8.Conclusie en proceskosten

8.1
[appellant] krijgt dus voor een groot deel gelijk in hoger beroep. [verweerder] krijgt ongelijk. De ontbinding van de overeenkomst blijft in stand. [verweerder] dient aan [appellant] terug te betalen
€ 1.152,53 aan bemiddelingskosten en € 250,-- aan beheerskosten. Daarnaast moet [verweerder] aan [appellant] een bedrag van € 5.000,-- aan schadevergoeding betalen. Samen is dit een bedrag van € 6.402,53. Om de leesbaarheid van de uitspraak van het hof te vergroten, zal het hof het hele vonnis vernietigen en beslissen zoals hieronder (in overweging 9) zal worden vermeld.
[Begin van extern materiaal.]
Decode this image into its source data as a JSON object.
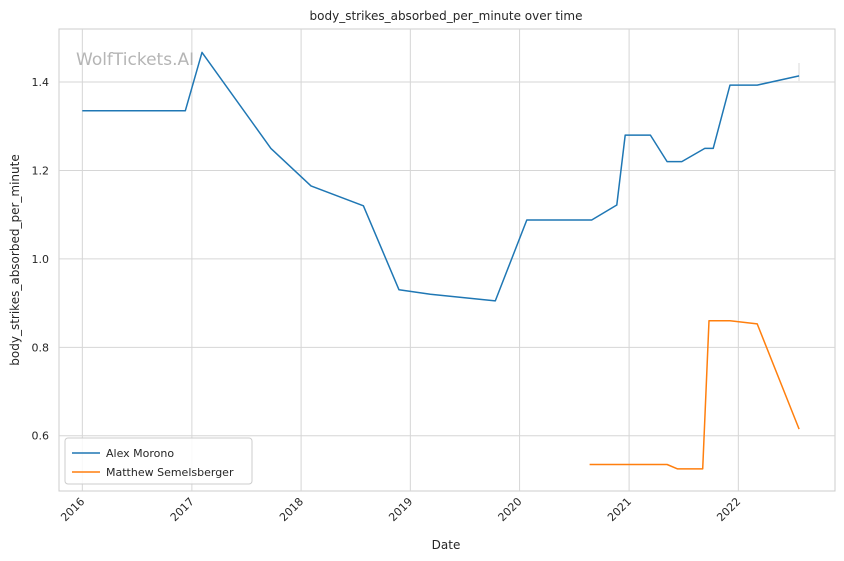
{
  "chart_data": {
    "type": "line",
    "title": "body_strikes_absorbed_per_minute over time",
    "xlabel": "Date",
    "ylabel": "body_strikes_absorbed_per_minute",
    "watermark": "WolfTickets.AI",
    "xlim": [
      "2015-10-15",
      "2022-11-20"
    ],
    "ylim": [
      0.475,
      1.52
    ],
    "x_ticks": [
      {
        "date": "2016-01-01",
        "label": "2016"
      },
      {
        "date": "2017-01-01",
        "label": "2017"
      },
      {
        "date": "2018-01-01",
        "label": "2018"
      },
      {
        "date": "2019-01-01",
        "label": "2019"
      },
      {
        "date": "2020-01-01",
        "label": "2020"
      },
      {
        "date": "2021-01-01",
        "label": "2021"
      },
      {
        "date": "2022-01-01",
        "label": "2022"
      }
    ],
    "y_ticks": [
      {
        "value": 0.6,
        "label": "0.6"
      },
      {
        "value": 0.8,
        "label": "0.8"
      },
      {
        "value": 1.0,
        "label": "1.0"
      },
      {
        "value": 1.2,
        "label": "1.2"
      },
      {
        "value": 1.4,
        "label": "1.4"
      }
    ],
    "grid": true,
    "legend_position": "bottom-left",
    "series": [
      {
        "name": "Alex Morono",
        "color": "#1f77b4",
        "points": [
          {
            "x": "2016-01-01",
            "y": 1.335
          },
          {
            "x": "2016-12-10",
            "y": 1.335
          },
          {
            "x": "2017-02-04",
            "y": 1.467
          },
          {
            "x": "2017-09-22",
            "y": 1.25
          },
          {
            "x": "2018-02-03",
            "y": 1.165
          },
          {
            "x": "2018-07-28",
            "y": 1.12
          },
          {
            "x": "2018-11-24",
            "y": 0.93
          },
          {
            "x": "2019-03-09",
            "y": 0.92
          },
          {
            "x": "2019-10-12",
            "y": 0.905
          },
          {
            "x": "2020-01-25",
            "y": 1.088
          },
          {
            "x": "2020-08-29",
            "y": 1.088
          },
          {
            "x": "2020-11-21",
            "y": 1.122
          },
          {
            "x": "2020-12-19",
            "y": 1.28
          },
          {
            "x": "2021-03-13",
            "y": 1.28
          },
          {
            "x": "2021-05-08",
            "y": 1.22
          },
          {
            "x": "2021-06-26",
            "y": 1.22
          },
          {
            "x": "2021-09-11",
            "y": 1.25
          },
          {
            "x": "2021-10-09",
            "y": 1.25
          },
          {
            "x": "2021-12-04",
            "y": 1.393
          },
          {
            "x": "2022-03-05",
            "y": 1.393
          },
          {
            "x": "2022-07-23",
            "y": 1.414
          }
        ]
      },
      {
        "name": "Matthew Semelsberger",
        "color": "#ff7f0e",
        "points": [
          {
            "x": "2020-08-22",
            "y": 0.535
          },
          {
            "x": "2021-05-08",
            "y": 0.535
          },
          {
            "x": "2021-06-12",
            "y": 0.525
          },
          {
            "x": "2021-09-04",
            "y": 0.525
          },
          {
            "x": "2021-09-25",
            "y": 0.86
          },
          {
            "x": "2021-12-04",
            "y": 0.86
          },
          {
            "x": "2022-03-05",
            "y": 0.853
          },
          {
            "x": "2022-07-23",
            "y": 0.615
          }
        ]
      }
    ]
  }
}
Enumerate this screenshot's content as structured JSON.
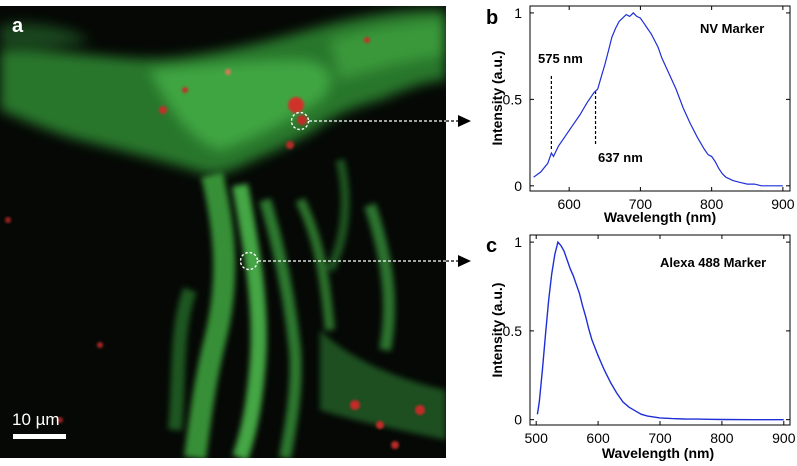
{
  "panels": {
    "a": {
      "letter": "a",
      "scalebar_label": "10 µm"
    },
    "b": {
      "letter": "b"
    },
    "c": {
      "letter": "c"
    }
  },
  "colors": {
    "spectrum_line": "#1f2fd6",
    "image_green": "#3fae3f",
    "image_red": "#c8302a",
    "image_background": "#050805"
  },
  "chart_data": [
    {
      "type": "line",
      "panel": "b",
      "xlabel": "Wavelength (nm)",
      "ylabel": "Intensity (a.u.)",
      "xlim": [
        545,
        910
      ],
      "ylim": [
        -0.03,
        1.04
      ],
      "xticks": [
        600,
        700,
        800,
        900
      ],
      "yticks": [
        0,
        0.5,
        1
      ],
      "ytick_labels": [
        "0",
        "0.5",
        "1"
      ],
      "legend_text": "NV Marker",
      "annotations": [
        {
          "label": "575 nm",
          "x": 575
        },
        {
          "label": "637 nm",
          "x": 637
        }
      ],
      "series": [
        {
          "x": [
            550,
            560,
            570,
            575,
            578,
            585,
            595,
            605,
            615,
            625,
            635,
            640,
            645,
            650,
            655,
            660,
            665,
            670,
            675,
            680,
            685,
            690,
            695,
            700,
            705,
            710,
            715,
            720,
            725,
            730,
            740,
            750,
            760,
            770,
            780,
            790,
            795,
            800,
            805,
            810,
            815,
            820,
            830,
            840,
            850,
            860,
            870,
            880,
            890,
            900
          ],
          "y": [
            0.05,
            0.08,
            0.13,
            0.19,
            0.17,
            0.23,
            0.29,
            0.35,
            0.41,
            0.48,
            0.54,
            0.56,
            0.63,
            0.7,
            0.78,
            0.86,
            0.91,
            0.95,
            0.97,
            0.99,
            0.98,
            1.0,
            0.98,
            0.97,
            0.94,
            0.91,
            0.88,
            0.84,
            0.8,
            0.74,
            0.65,
            0.56,
            0.45,
            0.36,
            0.28,
            0.21,
            0.18,
            0.17,
            0.14,
            0.1,
            0.07,
            0.05,
            0.03,
            0.02,
            0.01,
            0.01,
            0.0,
            0.0,
            0.0,
            0.0
          ]
        }
      ]
    },
    {
      "type": "line",
      "panel": "c",
      "xlabel": "Wavelength (nm)",
      "ylabel": "Intensity (a.u.)",
      "xlim": [
        490,
        910
      ],
      "ylim": [
        -0.03,
        1.04
      ],
      "xticks": [
        500,
        600,
        700,
        800,
        900
      ],
      "yticks": [
        0,
        0.5,
        1
      ],
      "ytick_labels": [
        "0",
        "0.5",
        "1"
      ],
      "legend_text": "Alexa 488 Marker",
      "series": [
        {
          "x": [
            502,
            505,
            510,
            515,
            520,
            525,
            530,
            535,
            540,
            545,
            550,
            555,
            560,
            565,
            570,
            575,
            580,
            585,
            590,
            600,
            610,
            620,
            630,
            640,
            650,
            660,
            670,
            680,
            700,
            720,
            740,
            760,
            780,
            800,
            850,
            900
          ],
          "y": [
            0.03,
            0.1,
            0.28,
            0.48,
            0.67,
            0.82,
            0.93,
            1.0,
            0.98,
            0.95,
            0.9,
            0.85,
            0.81,
            0.76,
            0.71,
            0.64,
            0.58,
            0.51,
            0.45,
            0.36,
            0.28,
            0.21,
            0.15,
            0.1,
            0.07,
            0.05,
            0.03,
            0.02,
            0.01,
            0.006,
            0.004,
            0.003,
            0.002,
            0.001,
            0.0,
            0.0
          ]
        }
      ]
    }
  ]
}
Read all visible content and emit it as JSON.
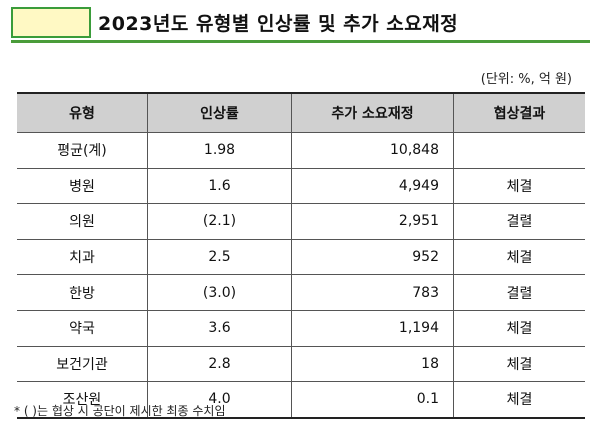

Aan bewijslevering komt het hof niet toe, omdat er geen concrete feiten te bewijzen zijn aangeboden die tot een andere beslissing zouden kunnen leiden.
8.2
[verweerder] zal worden veroordeeld in de proceskosten in eerste aanleg en in het principaal en incidenteel hoger beroep, omdat zij als de overwegend in het ongelijk gestelde partij geldt.

9.Beslissing

Het hof:
- vernietigt het tussen partijen gewezen vonnis van de kantonrechter in de rechtbank Rotterdam van 2 juli 2021;
en
opnieuw rechtdoende:
  • ontbindt de overeenkomst tussen partijen;
  • veroordeelt [verweerder] om aan [appellant] te betalen een bedrag van € 6.402,53, vermeerderd met de wettelijke rente over dit bedrag vanaf 19 januari 2021 (de dag van de inleidende dagvaarding) tot de algehele voldoening;
  • veroordeelt [verweerder] in de kosten van het geding in eerste aanleg, aan de zijde van [appellant] tot 2 juli 2021 begroot op € 90,62 aan kosten uitbrengen dagvaarding, € 507,-- aan griffierecht en € 746,-- aan salaris advocaat;
  • veroordeelt [verweerder] in de kosten van het geding in hoger beroep, aan de zijde van [appellant] in het principaal hoger beroep tot op heden begroot € 125,03 aan kosten uitbrengen dagvaarding, € 338,-- aan griffierecht en € 2.228,-- aan salaris advocaat, en aan de zijde van [appellant] in het incidenteel hoger beroep begroot op € 557,-- aan salaris advocaat;
  • wijst af het meer of anders gevorderde.
Dit arrest is gewezen door mrs. Tan-de Sonnaville, H.J.M. Burg en G. Dulek-Schermers en in het openbaar uitgesproken op 6 december 2022 in aanwezigheid van de griffier.